In discussing the phenomenon of helicopter parenting I think Lukianoff and Haidt give short shrift to two important topics. The world has changed since my childhood and, unlike these authors, I think the increased parental fear of abduction or molestation is rational. In his examination of antebellum American life, Alexis de Tocqueville compares the freedoms given to young, single girls in the US and France. In America, girls had their maximum freedom before they were married, and they were expected to settle down after marriage. In France it was the opposite. Girls were handcuffed to chaperones prior to marriage and given freedom after marriage. He accounted for this distinction by the fact that American males who attempted to violate the chastity of young girls were to be found hanging from gallows while there was effectively no punishment for rape in France. I wonder if the past 50 years have moved us toward a more French approach to dealing with child molestation. Today we cause our children to be handcuffed to chaperones because we refuse to deal suitably with their abusers. It is just a thought.

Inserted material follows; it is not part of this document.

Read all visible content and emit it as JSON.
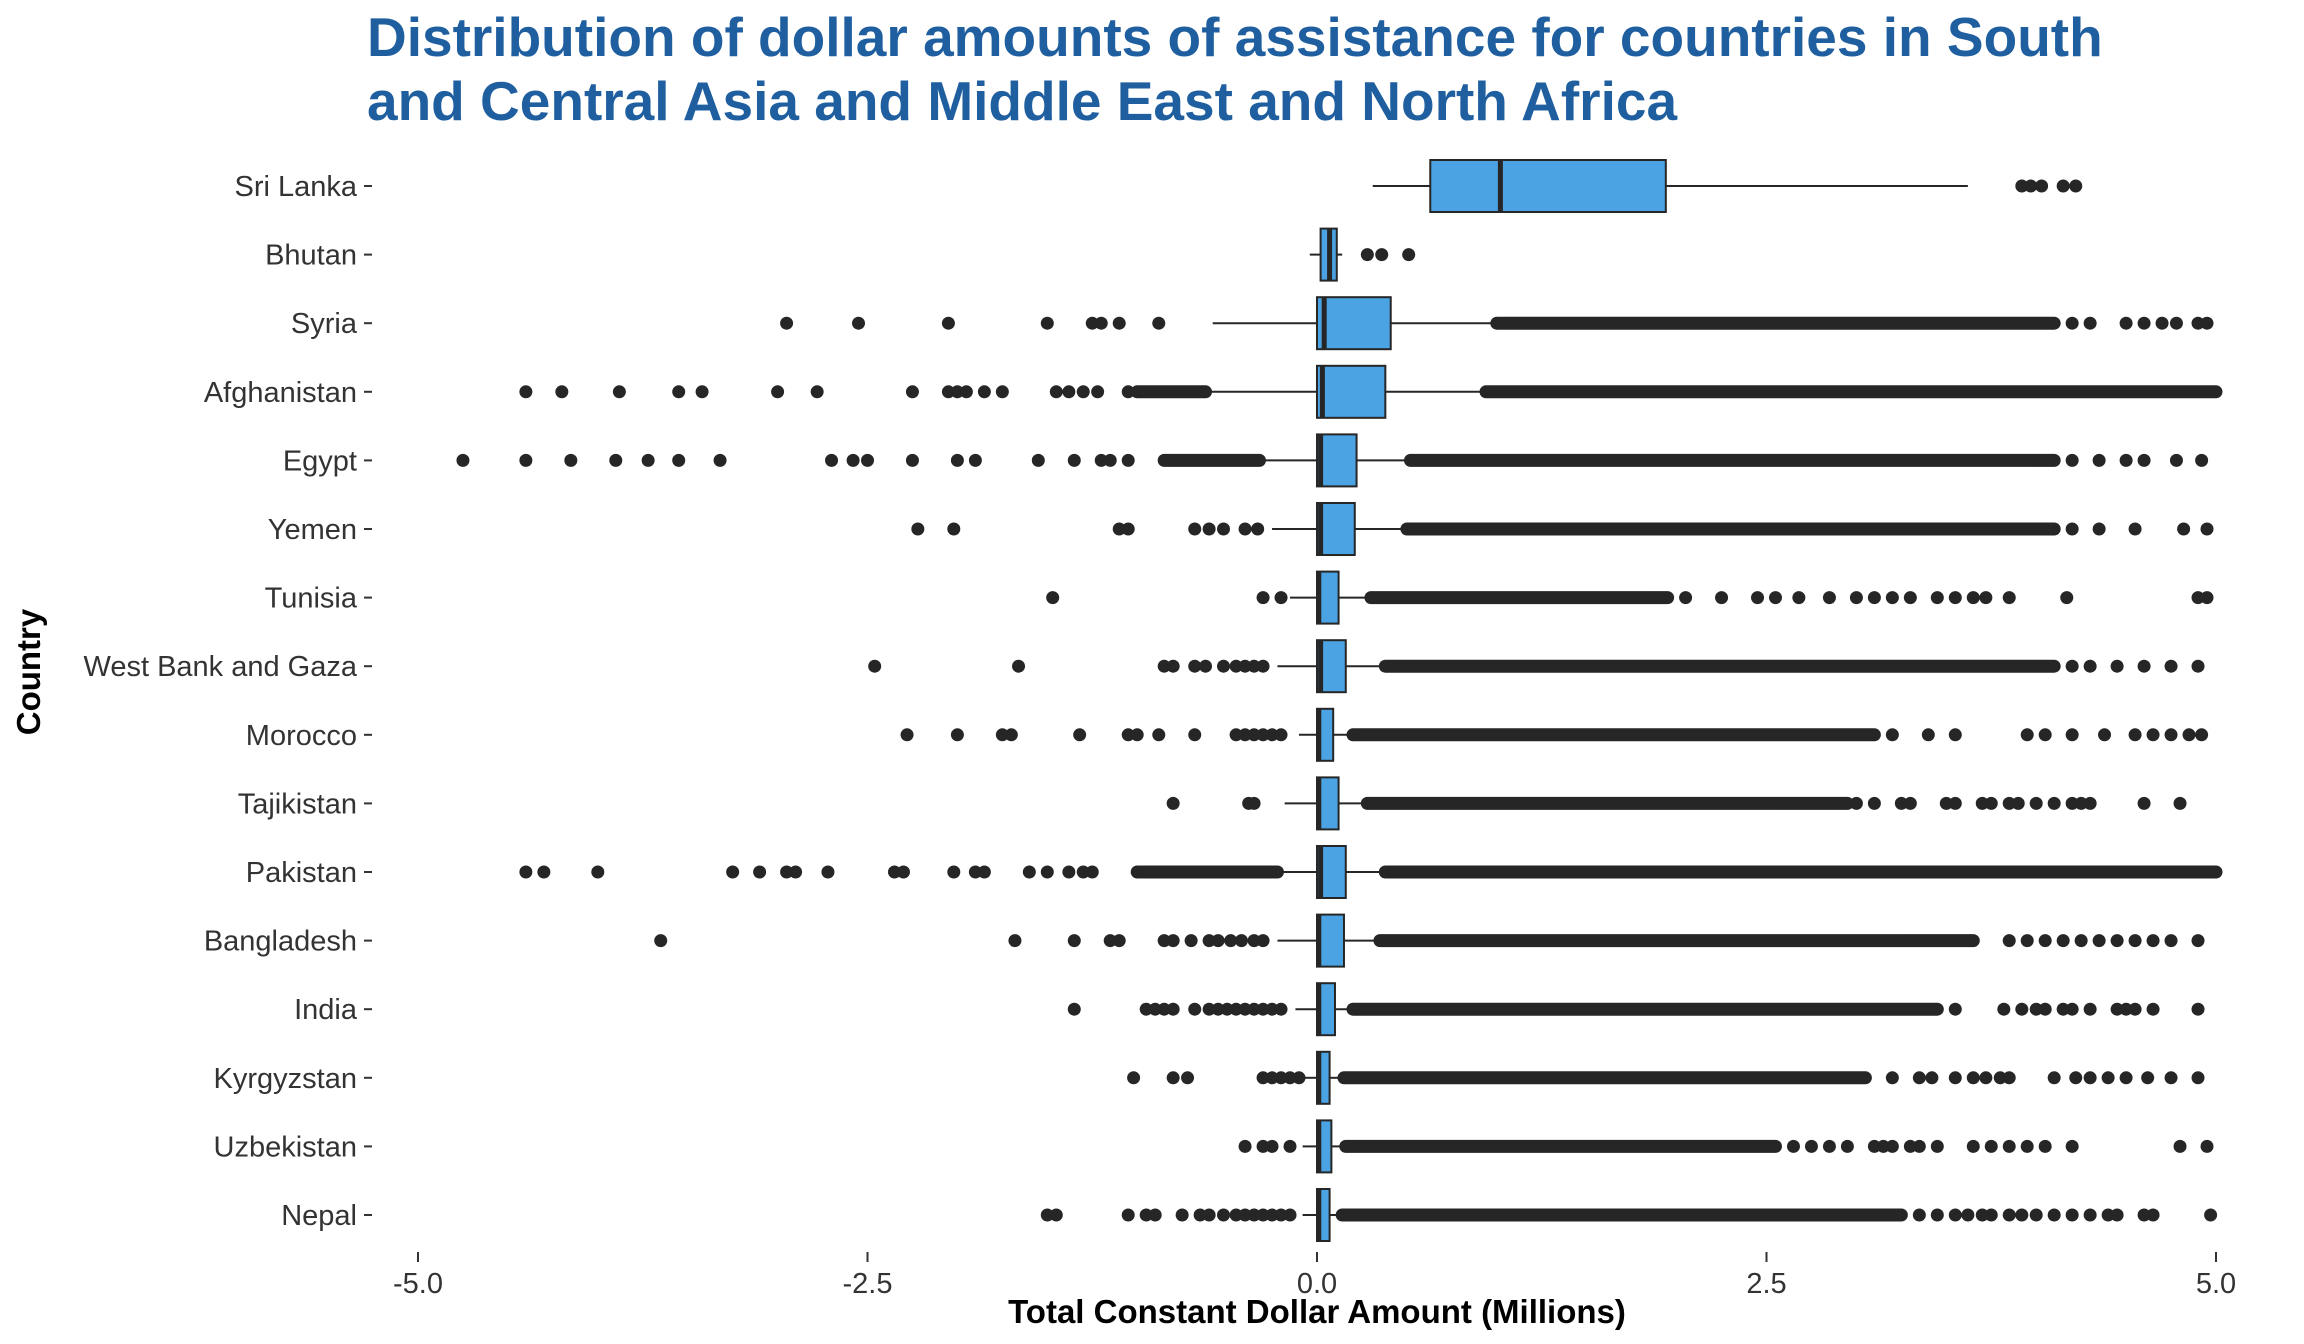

The second topic not adequately dealt with by Lukianoff and Haidt in my view is the stabilizing influence of the mother-father relationship. My mother died when I was 31 years old, and it was tragic, but I survived. I was 39 years old when my father died, and the impact on me was considerably greater. My first thought when my dad died was “Who will look after me now?” That is a narcissistic and stupid thing for an independent 39-year-old to think. But, having thought it, I began to wonder about the 3- or 5- or 14-year-old child who loses a parent to death or divorce or abandonment. What kind of separation anxieties must they feel? Considering this experience, I believe that the greatest contributor to my sense of security as a child, even in the face of imminent thermonuclear annihilation, was my unwavering confidence that mom and dad would be there for me when things got out of control. In the unlikely event that I were to discover that my parents went through patches of “let’s stick it out for the kids” then I would be eternally grateful that they did. I recognize that there are instances when parents must separate for reasons that are prudential to the kids, but exceptions generally prove the rule. I also recognize that kids are resilient, but their resilience is in direct relation to the confidence they have that mom and dad will be there when life gets weird.
It is terrible indictment of our modern culture that increasing numbers of kids are anxious and suicidal. But for once it seems that the solution is well within reach. As more parents commit to each other even if only for the sake of the kids and more dads playfight and encourage unstructured roughhousing, it seems more kids will have the confidence to say, “Sticks and stones may break my bones, but words will never hurt me.” And perhaps there will also be less need for “safe spaces” for anxious, twenty-year-old university students raised in a safety culture distorted by the false promises of electronic social media.
You've always been hilarious, but what comes out is rich wisdom.